En sert çıkış ise AKP’den, Grup Başkanvekili Bülent Turan’dan geldi: “Erkan Oğur’a isyan ediyorum. Sorsanız devrimciler, sorsanız solcular. Bunların devrimciliği, rakı masasında kadeh kırmaktan ibaret.”


***


Sazlı-sözlü bu hadiseden bir yıl sonra, güzel memleketimizin güzel bir köşesi Şırnak...


Cumhurbaşkanı, Şırnak Üniversitesi’ne rektör atadı. Rektör Abdurrahim Alkış 16 Eylül’de, “Bu görevi bana layık gören Sayın Cumhurbaşkanımız Recep Tayyip Erdoğan’a teşekkür ederim” diyerek eski rektörden koltuğu devraldı. 15 gün sonra, 7 Ekim’de yeni öğretim yılının başlaması nedeniyle okulun internet sitesinden öğrencilerine mesaj yayınladı.


İlahiyat profesörü Alkış’ın üniversite öğrencilerine tavsiyesi, gelecek için ipucuydu! Şunu dedi: “Sevgili öğrenciler. Hayatınızın daha verimli, daha kaliteli ve başarılı olması için sizlerden; eğlenceye ayıracağınız zamanlar konusunda kısıtlamaya gitmenizi, teori ve pratikler bakımından eğitiminizi zenginleştirmenizi rica ediyoruz!”


Bir yıldır susan Erkan Oğur aynı gün sosyal medya hesabından ‘mahzun’ bir açıklama yaptı: “10 Ekim günü Şırnak Üniversitesi 15 Temmuz Kongre ve Kültür Merkezi’nde gerçekleştirilmesi planlanan Erkan Oğur-İsmail Hakkı Demircioğlu konserimiz salon tahsis talebimizin reddedilmesi nedeniyle iptal edilmiştir.
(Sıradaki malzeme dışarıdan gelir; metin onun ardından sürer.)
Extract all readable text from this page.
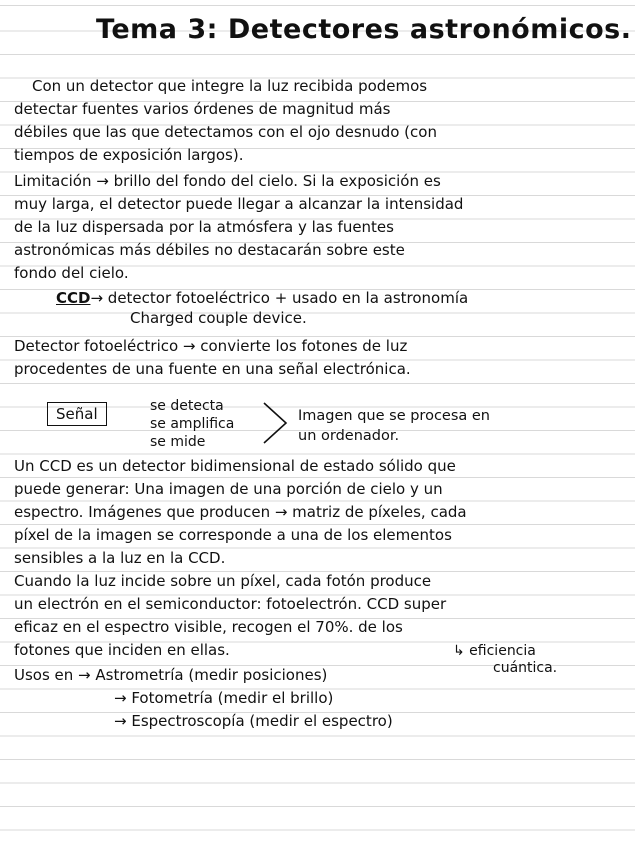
Tema 3: Detectores astronómicos.
Con un detector que integre la luz recibida podemos
detectar fuentes varios órdenes de magnitud más
débiles que las que detectamos con el ojo desnudo (con
tiempos de exposición largos).
Limitación → brillo del fondo del cielo. Si la exposición es
muy larga, el detector puede llegar a alcanzar la intensidad
de la luz dispersada por la atmósfera y las fuentes
astronómicas más débiles no destacarán sobre este
fondo del cielo.
CCD→ detector fotoeléctrico + usado en la astronomía
Charged couple device.
Detector fotoeléctrico → convierte los fotones de luz
procedentes de una fuente en una señal electrónica.
Señal	se detecta
se amplifica
se mide
Imagen que se procesa en
un ordenador.
Un CCD es un detector bidimensional de estado sólido que
puede generar: Una imagen de una porción de cielo y un
espectro. Imágenes que producen → matriz de píxeles, cada
píxel de la imagen se corresponde a una de los elementos
sensibles a la luz en la CCD.
Cuando la luz incide sobre un píxel, cada fotón produce
un electrón en el semiconductor: fotoelectrón. CCD super
eficaz en el espectro visible, recogen el 70%. de los
fotones que inciden en ellas.	↳ eficiencia
cuántica.
Usos en → Astrometría (medir posiciones)
→ Fotometría (medir el brillo)
→ Espectroscopía (medir el espectro)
Bilet alan dinleyicilerimiz biletlerini bilet satış noktaları üzerinden iptal edebilirler!”


Bütün olana bitene rağmen saf saf “iptalin gerekçesi peki” diye soranlardansanız, AKP iktidarında ne gerekçesi! Adamlar lastik değiştirir gibi kaşla göz arasında memlekette seçimi iptal ettiler...


Yani gerekçeyi yazamayız, bilmiyoruz! Erkan Oğur’un gitar çaldığı, E-Bow çaldığı, kopuz çaldığı, düzenlemesine katkı verdiği İbrahim Kalın’ın türküsünün adını biliyoruz bir tek: Hiç Oldum...


İktidarın çekim alanında çalıp söylerken vahi gelip, ‘benim ne işim var buralarda’ diyenlerin ‘nasiplerine düşen hiçlikleri’ çok sık gördüğümüz için, durumun türkünün adına benzemesine ‘ne tesadüf’ diyebiliriz sadece!